One being former Pakistani PM Benazir Bhutto - who was reportedly back on the job the very next day after giving birth; and the other, Britain's Tony Blair. Although I'd hardly hold up the latter as being a positive example for a Labour leader to aspire to, for reasons that ought be both legion and blatantly obvious. [the idea of some NZ right-wingers wanting us to be *less* progressive than a majority-Muslim country that's these days pretty much a failed state is, however, arguably rather amusing. Or at least it *would* be, if they weren't serious...]

Either way, I do think it's somewhat fair to state that we're entering into 'uncharted territory' here; although opponents will no doubt attempt to direct our attention to the commentary of former Greens MP Holly Walker, concerning her decision to resign as an MP precisely because she didn't feel capable of simultaneously being both a Mother and a Member of Parliament.

That's questionable precedent, however - as apart from the fact that every mother's experience of pregnancy and .. well .. being a mother, is going to be different; it actually turns out that New Zealand MPs have been giving birth while serving as Parliamentarians since the 1970s.

Not, of course, that I'm suggesting *any* politician *ever* should be taking inspiration from the career of Ruth Richardson [the second female MP to have a baby in our nation's history] ... but my issues with her being a mother to things while in office are restricted to things like the [perhaps unfortunately named for the purposes of this discussion] Mother of All Budgets - not her *actual* maternity which preceded it.

But to bring it back to both male politicians and the Prime Ministership for a second ... as soon as I started sitting down to run back through the annals of our Heads of Government of yesteryear, something immediately became clear to me.

The "concerns" around Ardern's ability and commitment to the job in the months to come can be considered [and basically dismissed] in isolation.

Yet the moment they're considered in their *historical context*, we see that what's actually going on here, is that some New Zealanders out there are actually afraid that our  third female Prime Minister might become as lackluster and impotent in office as quite an array of the less-impressive tiers of the 37 men who've held the Premiership before her.
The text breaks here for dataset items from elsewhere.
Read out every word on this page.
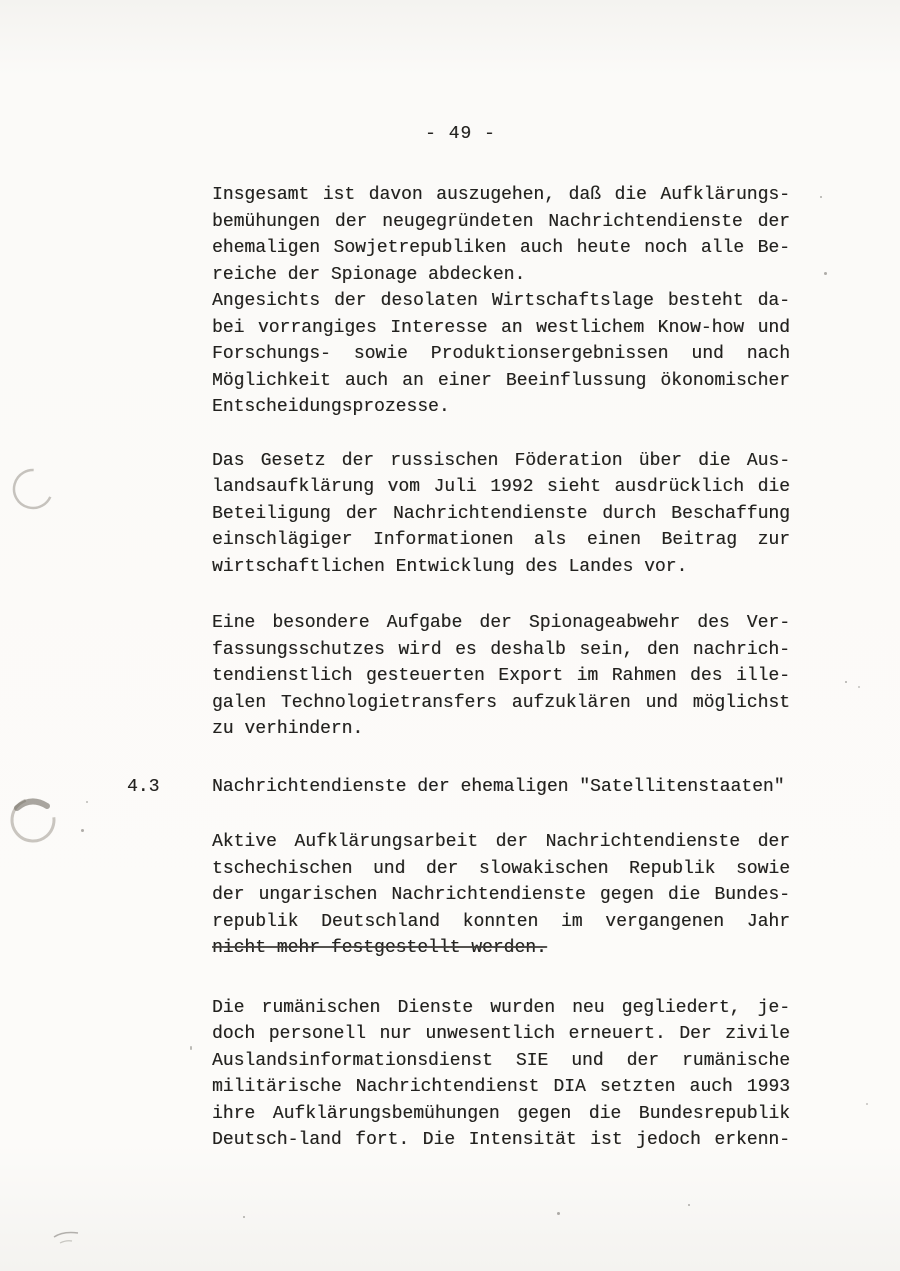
- 49 -
Insgesamt ist davon auszugehen, daß die Aufklärungs-
bemühungen der neugegründeten Nachrichtendienste der
ehemaligen Sowjetrepubliken auch heute noch alle Be-
reiche der Spionage abdecken.
Angesichts der desolaten Wirtschaftslage besteht da-
bei vorrangiges Interesse an westlichem Know-how und
Forschungs- sowie Produktionsergebnissen und nach
Möglichkeit auch an einer Beeinflussung ökonomischer
Entscheidungsprozesse.
Das Gesetz der russischen Föderation über die Aus-
landsaufklärung vom Juli 1992 sieht ausdrücklich die
Beteiligung der Nachrichtendienste durch Beschaffung
einschlägiger Informationen als einen Beitrag zur
wirtschaftlichen Entwicklung des Landes vor.
Eine besondere Aufgabe der Spionageabwehr des Ver-
fassungsschutzes wird es deshalb sein, den nachrich-
tendienstlich gesteuerten Export im Rahmen des ille-
galen Technologietransfers aufzuklären und möglichst
zu verhindern.
4.3	Nachrichtendienste der ehemaligen "Satellitenstaaten"
Aktive Aufklärungsarbeit der Nachrichtendienste der
tschechischen und der slowakischen Republik sowie
der ungarischen Nachrichtendienste gegen die Bundes-
republik Deutschland konnten im vergangenen Jahr
nicht mehr festgestellt werden.
Die rumänischen Dienste wurden neu gegliedert, je-
doch personell nur unwesentlich erneuert. Der zivile
Auslandsinformationsdienst SIE und der rumänische
militärische Nachrichtendienst DIA setzten auch 1993
ihre Aufklärungsbemühungen gegen die Bundesrepublik
Deutsch-land fort. Die Intensität ist jedoch erkenn-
I'm something of an optimist, though [possibly in part thanks to personal experience viewing just how deftly my own mother managed to execute simultaneously being both mother and extraordinarily hard-/over-working familial breadwinner].

From where I'm sitting - even if some things *do* go awry in the medium-grade future [and here's hoping they don't] ... it would be difficult indeed for the Ardern Administration to prove anywhere *near* as tawdry or as ineffectual on the Big Issues of the day as the near-Nine Long Years of John Key's egregious misrule.

Instead, I rather suspect that quite the contrary will prove true.